Distributed in two formats: a parquet edition (64 zstd-shards, ~9.4 GB; image bytes inline; image variants only) and a raw per-page-directory layout (image variants plus the docsim_triplets JSONL config).

Parquet → Raw →

Dataset

Qwen OCR Log-Probabilities

For each of 1 355 OmniDocBench pages, the dataset records the full token-level log-probability stream emitted by Qwen3.5-122B-A10B during OCR inference (including top-N alternatives per token), and a per-bounding-box aggregation derived from those streams (entropy, min / mean logprob, etc.). Together with the rendered-image dataset, these provide an OCR-internal confidence signal that is statistically independent of visual similarity, enabling hybrid metrics that combine the two and studies of where the OCR model is uncertain.
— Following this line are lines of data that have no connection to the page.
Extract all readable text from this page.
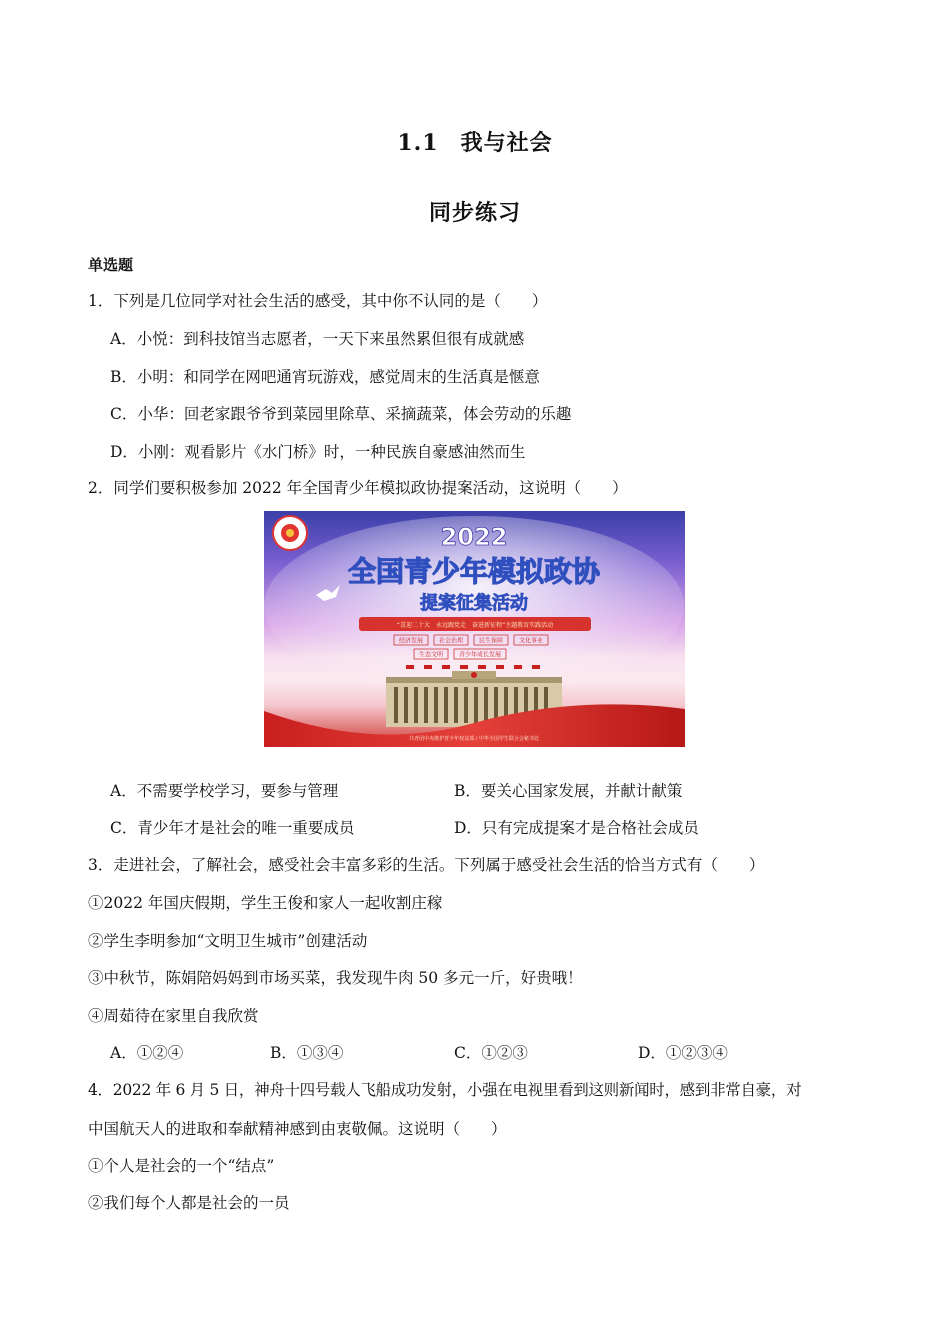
1.1 我与社会
同步练习
单选题
1．下列是几位同学对社会生活的感受，其中你不认同的是（　　）
A．小悦：到科技馆当志愿者，一天下来虽然累但很有成就感
B．小明：和同学在网吧通宵玩游戏，感觉周末的生活真是惬意
C．小华：回老家跟爷爷到菜园里除草、采摘蔬菜，体会劳动的乐趣
D．小刚：观看影片《水门桥》时，一种民族自豪感油然而生
2．同学们要积极参加 2022 年全国青少年模拟政协提案活动，这说明（　　）
2022
全国青少年模拟政协
提案征集活动
“喜迎二十大　永远跟党走　奋进新征程”主题教育实践活动
经济发展	社会治理	民生保障	文化事业
生态文明	青少年成长发展
共青团中央维护青少年权益部 / 中华全国学生联合会秘书处
A．不需要学校学习，要参与管理	B．要关心国家发展，并献计献策
C．青少年才是社会的唯一重要成员	D．只有完成提案才是合格社会成员
3．走进社会，了解社会，感受社会丰富多彩的生活。下列属于感受社会生活的恰当方式有（　　）
①2022 年国庆假期，学生王俊和家人一起收割庄稼
②学生李明参加“文明卫生城市”创建活动
③中秋节，陈娟陪妈妈到市场买菜，我发现牛肉 50 多元一斤，好贵哦！
④周茹待在家里自我欣赏
A．①②④	B．①③④	C．①②③	D．①②③④
4．2022 年 6 月 5 日，神舟十四号载人飞船成功发射，小强在电视里看到这则新闻时，感到非常自豪，对
中国航天人的进取和奉献精神感到由衷敬佩。这说明（　　）
①个人是社会的一个“结点”
②我们每个人都是社会的一员
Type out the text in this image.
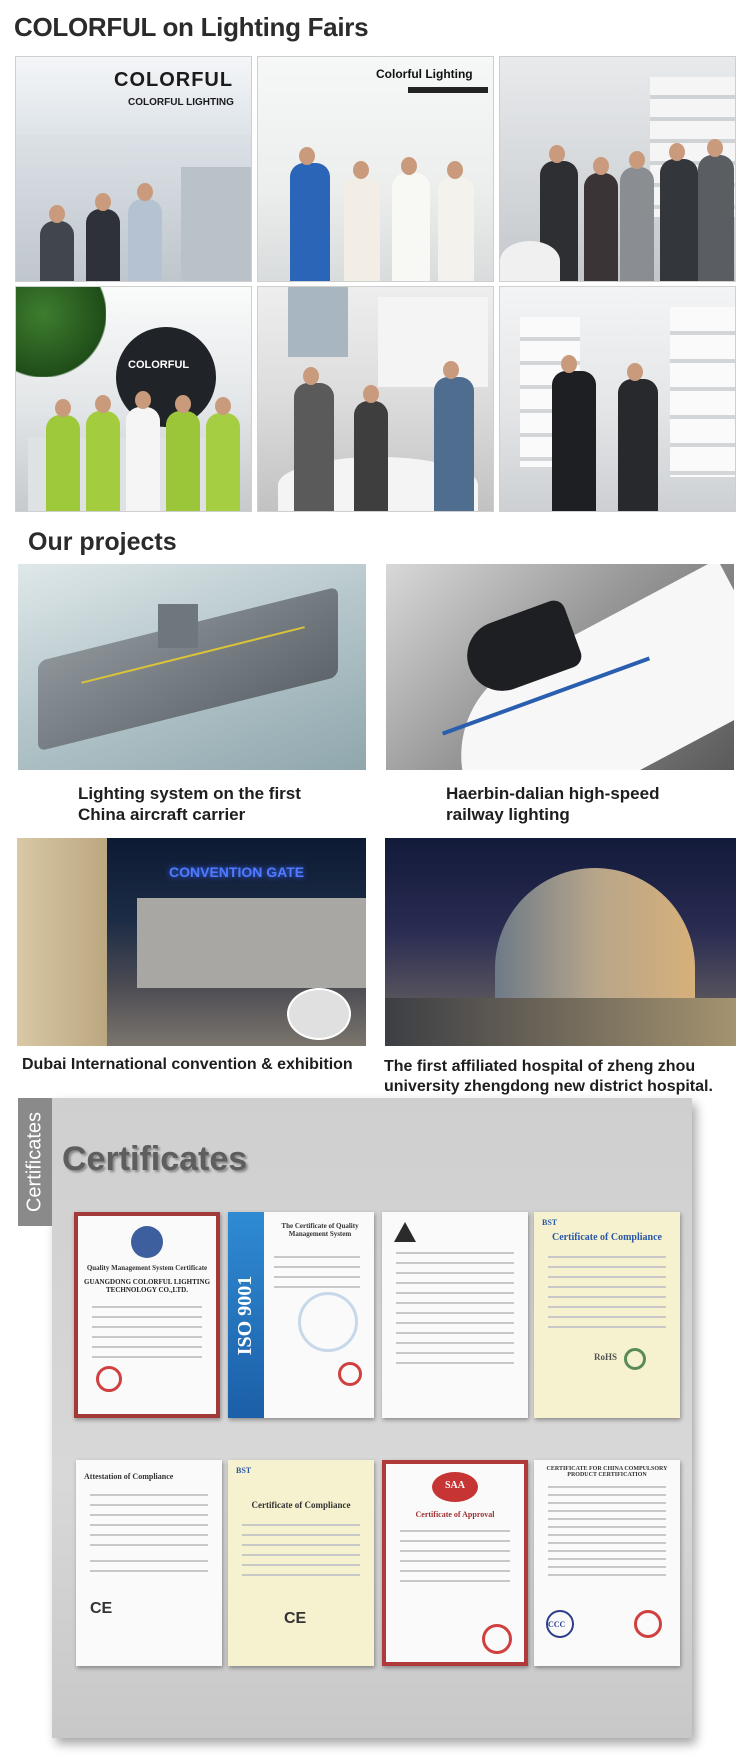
COLORFUL on Lighting Fairs
COLORFUL
COLORFUL LIGHTING
Colorful Lighting
COLORFUL
Our projects
Lighting system on the first
China aircraft carrier
Haerbin-dalian high-speed
railway lighting
CONVENTION GATE
Dubai International convention & exhibition	The first affiliated hospital of zheng zhou
university zhengdong new district hospital.
Certificates Certificates
Quality Management System Certificate
GUANGDONG COLORFUL LIGHTING TECHNOLOGY CO.,LTD.	ISO 9001
The Certificate of Quality Management System
BST
Certificate of Compliance
RoHS
Attestation of Compliance
CE
BST
Certificate of Compliance
CE
SAA
Certificate of Approval
CERTIFICATE FOR CHINA COMPULSORY PRODUCT CERTIFICATION
CCC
Distributed in two formats: a parquet edition (7 zstd-shards, ~115 MB, JSON inline) and a raw per-page-directory layout.

Parquet → Raw →

Model

DocSim LoRA

A pre-trained document-similarity head that extends frozen OpenCLIP ViT-B/32 (laion2b_s34b_b79k checkpoint) and DINOv2 ViT-B/14 backbones with rank-16 LoRA adapters (α 32, dropout 0.05) on the encoders' Q/V projections, and a 1280→512→256 MLP projection head — approximately 0.87 M trainable parameters on top of ~174 M frozen backbone parameters. The model maps document page images to 256-dimensional ℓ₂-normalized embeddings tuned for fine-grained document similarity. Trained on 20 280 triplets (19 266 train / 1 014 validation) with edit-distance-ranked supervision: anchor = masked original, positive = a reconstruction with low text edit distance, negative = a reconstruction with high text edit distance. Cosine triplet-margin loss (margin 0.1, batch 16, lr 1e-4, 3 epochs on a single NVIDIA RTX 6000 Ada GPU). Best validation accuracy: 99.9 %.

View on HuggingFace →

60-Page Stratified Sample

A 60-page stratified sample of the render-and-compare dataset (~370 MB) is available at omnidocbench-render-compare-sample for quick exploration without downloading the full ~9.4 GB dataset.
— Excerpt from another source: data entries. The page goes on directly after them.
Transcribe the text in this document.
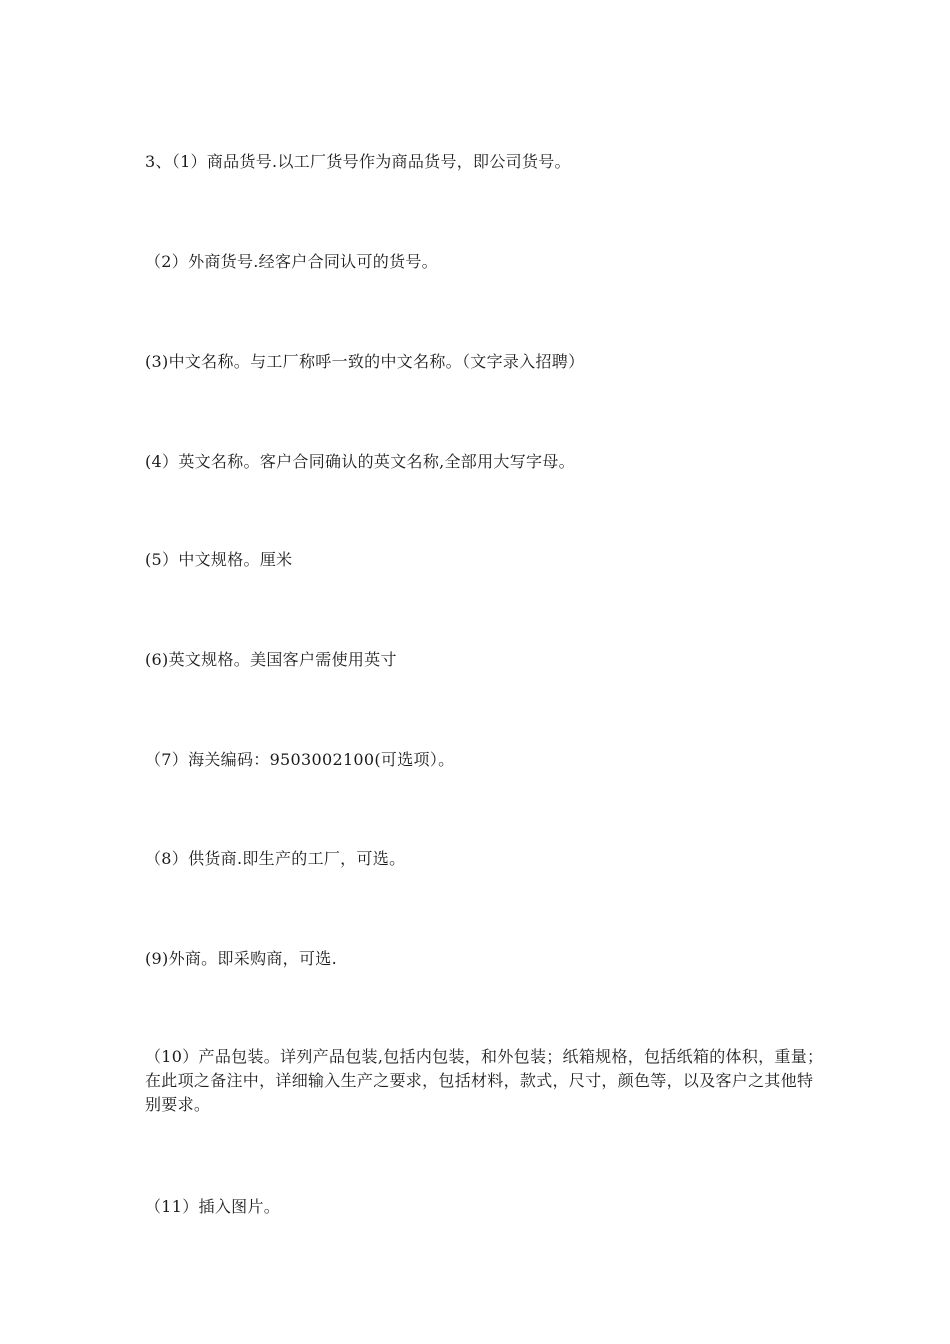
3、（1）商品货号.以工厂货号作为商品货号，即公司货号。

（2）外商货号.经客户合同认可的货号。

(3)中文名称。与工厂称呼一致的中文名称。（文字录入招聘）

(4）英文名称。客户合同确认的英文名称,全部用大写字母。

(5）中文规格。厘米

(6)英文规格。美国客户需使用英寸

（7）海关编码：9503002100(可选项）。

（8）供货商.即生产的工厂，可选。

(9)外商。即采购商，可选.

（10）产品包装。详列产品包装,包括内包装，和外包装；纸箱规格，包括纸箱的体积，重量；在此项之备注中，详细输入生产之要求，包括材料，款式，尺寸，颜色等，以及客户之其他特别要求。

（11）插入图片。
Sample creation methodology

Pages were selected by stratified random sampling:

Each of the 1 355 pages in ocr_all was assigned to one of 12 document categories (slides, book, academic paper, financial, newspaper, exam, textbook/notes, notes, magazine, DocStructBench, colorful, other) inferred from its page_id prefix.
5 pages were drawn uniformly at random from each category (random seed 42), giving a 60-page base sample representative of the full distribution.
Up to 5 additional pages were added from the sparse ocr_formula and ocr_table variants to ensure each appears at least 5 times.

Full per-category and per-variant counts are in the sample dataset README.

Source Dataset

Both derived datasets are built from OmniDocBench (OpenDataLab / Shanghai Jiao Tong University, CC-BY-NC-4.0). The original page scans and ground-truth annotations are available from that repository. No personally identifiable information was collected; financial report pages may incidentally reference company names or executive names.

License

Datasets (omnidocbench-render-compare, omnidocbench-render-compare-parquet, omnidocbench-qwen-ocr-logprobs, omnidocbench-qwen-ocr-logprobs-parquet) — CC-BY-NC-4.0, inherited from the OmniDocBench source.
DocSim LoRA weights — Apache 2.0 (model weights); training data is CC-BY-NC-4.0.